The Transparency of Being in the Naked Braes above Kilpatrick


I sit here in solitude with Nature - open, voiceless, mystic, far removed yet palpable, eloquent Nature. I merge myself in the scene, in the perfect day. Hovering over the clear brook water, i am soothed by its soft gurgle in one place, and the hoarser murmurs of its three foot fall in another. Come, ye disconsolate, in whom any latent eligibility is left - come get the sure virtues of creek shore, and wood and field...

This is Whitman writing of his summer days in New England in an entry called A Sun Bath - Nakedness. He continues:

Two months (July and August, '77) have i absorbed them, and they begin to make a new man of me. Every day, seclusion - every day at least two or three hours of freedom, bathing, no talk, no bonds, no dress, no books, no manners... Never before did i get so close to Nature; never before did she come so close to me... Nature was naked, and I was also... Sweet, sane, still Nakedness in Nature! ah poor sick, prurient humanity in cities might really know you once more! it is your thought, your sophistication, your fear, your respectability, that is indecent. There come moods when these clothes of ours are not only too irksome to wear, but are themselves indecent.

All of man's problems began, writes the Scottish apostle for simple living, Dugald Semple, when man began putting on clothes.

Clothes which clothe our nakedness.

Nakedness as being original. As originating our own movement, our own thinking, through Nature.

As Philip Carr-Gomm writes in A Brief History of Nakedness:

To be naked is to be oneself. To be nude is to be seen by others and yet not recognized for oneself. A naked body has to be seen as an object in order to become nude.

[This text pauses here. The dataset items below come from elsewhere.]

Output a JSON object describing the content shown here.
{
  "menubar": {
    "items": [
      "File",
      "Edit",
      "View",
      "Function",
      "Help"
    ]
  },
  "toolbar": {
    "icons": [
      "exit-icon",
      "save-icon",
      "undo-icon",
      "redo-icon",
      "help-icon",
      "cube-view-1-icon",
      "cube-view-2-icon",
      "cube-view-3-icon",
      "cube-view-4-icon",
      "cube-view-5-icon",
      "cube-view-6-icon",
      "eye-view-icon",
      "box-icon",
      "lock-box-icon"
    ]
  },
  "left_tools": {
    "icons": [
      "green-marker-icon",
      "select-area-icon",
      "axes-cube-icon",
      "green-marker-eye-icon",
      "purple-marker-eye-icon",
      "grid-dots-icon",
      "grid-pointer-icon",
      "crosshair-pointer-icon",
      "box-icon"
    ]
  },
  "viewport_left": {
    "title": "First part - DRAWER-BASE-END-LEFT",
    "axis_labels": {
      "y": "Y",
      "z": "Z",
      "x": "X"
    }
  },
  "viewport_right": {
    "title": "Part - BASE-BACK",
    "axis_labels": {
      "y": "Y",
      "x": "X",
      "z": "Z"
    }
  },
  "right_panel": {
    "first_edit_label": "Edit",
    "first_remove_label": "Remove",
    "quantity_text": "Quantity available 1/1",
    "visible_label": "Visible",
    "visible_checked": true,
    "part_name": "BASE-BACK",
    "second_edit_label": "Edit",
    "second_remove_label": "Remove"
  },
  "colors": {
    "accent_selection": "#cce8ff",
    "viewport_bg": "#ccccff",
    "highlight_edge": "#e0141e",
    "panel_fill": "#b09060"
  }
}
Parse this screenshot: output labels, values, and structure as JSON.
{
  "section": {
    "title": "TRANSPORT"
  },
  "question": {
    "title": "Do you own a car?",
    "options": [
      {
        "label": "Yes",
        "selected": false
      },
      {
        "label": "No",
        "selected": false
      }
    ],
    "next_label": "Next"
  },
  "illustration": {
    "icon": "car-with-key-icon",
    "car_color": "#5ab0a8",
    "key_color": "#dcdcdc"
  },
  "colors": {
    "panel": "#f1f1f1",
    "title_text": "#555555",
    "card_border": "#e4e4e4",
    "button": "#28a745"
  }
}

Increasingly, in a society that hides behind masks and spectacles, where surface is king, where the glitter and glamour distract and divert us (perverting Nature), the naked is nowhere to be seen. By that i am not talking simply of an unclothed body, but of a transparency of Being... where one's actions and one's words are aligned in a natural symmetry, where hypocrisy and double standards are things of the past, where people are not distracted by the hollow promises of riches from the outside.

In a society where transparency might as well be a four letter word, the masks and the coverings are ubiquitous. 'Status anxiety' proliferates a society that has been weighed down with surfaces and spectacles. People define their selves (and are themselves defined by others) in terms of 'stuff' they possess: kids, cars, cages... by stuff they wear: jewellery, clothes, hair... but it's all nonsense. It's all just another silly capitalist game to sell you stuff that you clearly do not need, to cover you up and manufacture another 'self', one that is more vacuous, more opaque, more heavy-handed and thick-headed, and more eager to buy this stuff.

Man is short for mannequin, after all, is it not? Or maniac? Or maybe both.

Human, on the other hand, like all his uncaged animal brethren, is a graceful entity connected to the soil, to the humus. To space and solitude, to the geo- not to the ego.

I am not my things. They say nothing about who I really am. They might decorate my home and identify a construct that has been carefully engineered by an economic system that has little of the eco- within it, but they are only things. They say nothing about the real I.

My artefacts, on the other hand, perhaps, can give some indication as to who this I is: feathers, rocks, skulls, a transformation mask I cobbled together from driftwood and sea shells... They say more about existence than any commercial object or piece of machine-made clothing could ever do - Birth, death, life, struggle, maybe a little flight...

There's a rawness (without being crude) to this collection of artefacts, an elemental energy contained within that might ignite something within your self. These artefacts re-mind us of the 'Essential'. The complete anti-thesis of what commercial products and goods are: extraneous and superfluous for the most part. And unnecessary.

Commodities brand, artefacts cleanse.

We are, in the west, by and large, being ferried about like caged cattle, unaware of our own existential imprisonment. It's appalling how blind people are to the excess, to the mind-boggling greed and power-mongering that goes on amongst them.

Real power however is the ability to see. And it is only when we become naked, when we divest the manufactured self of all its pomp and ceremony, its scars and brands, that we can begin to  really see.







The Kilpatrick Braes with its small patch of ancient woodland clinging to a hillside, is the most sacred place I think I have come across since visiting the primeval forest of Bialowieza in eastern Poland some ten years ago. The former is tiny in comparison, but do not confuse bigness for greatness. The sacred emerges from its unmanaged aspect - from its being left alone to its own devices - its naturalness - and from the resultant 'death' that covers this place. It's the death (or as my Polish companion told me, 'not death, reorganization'), that brings the woodland to life. And it's also a great place to get naked, physically and existentially, with great views over the valley, or as Whitman liked to say: vast draughts of space!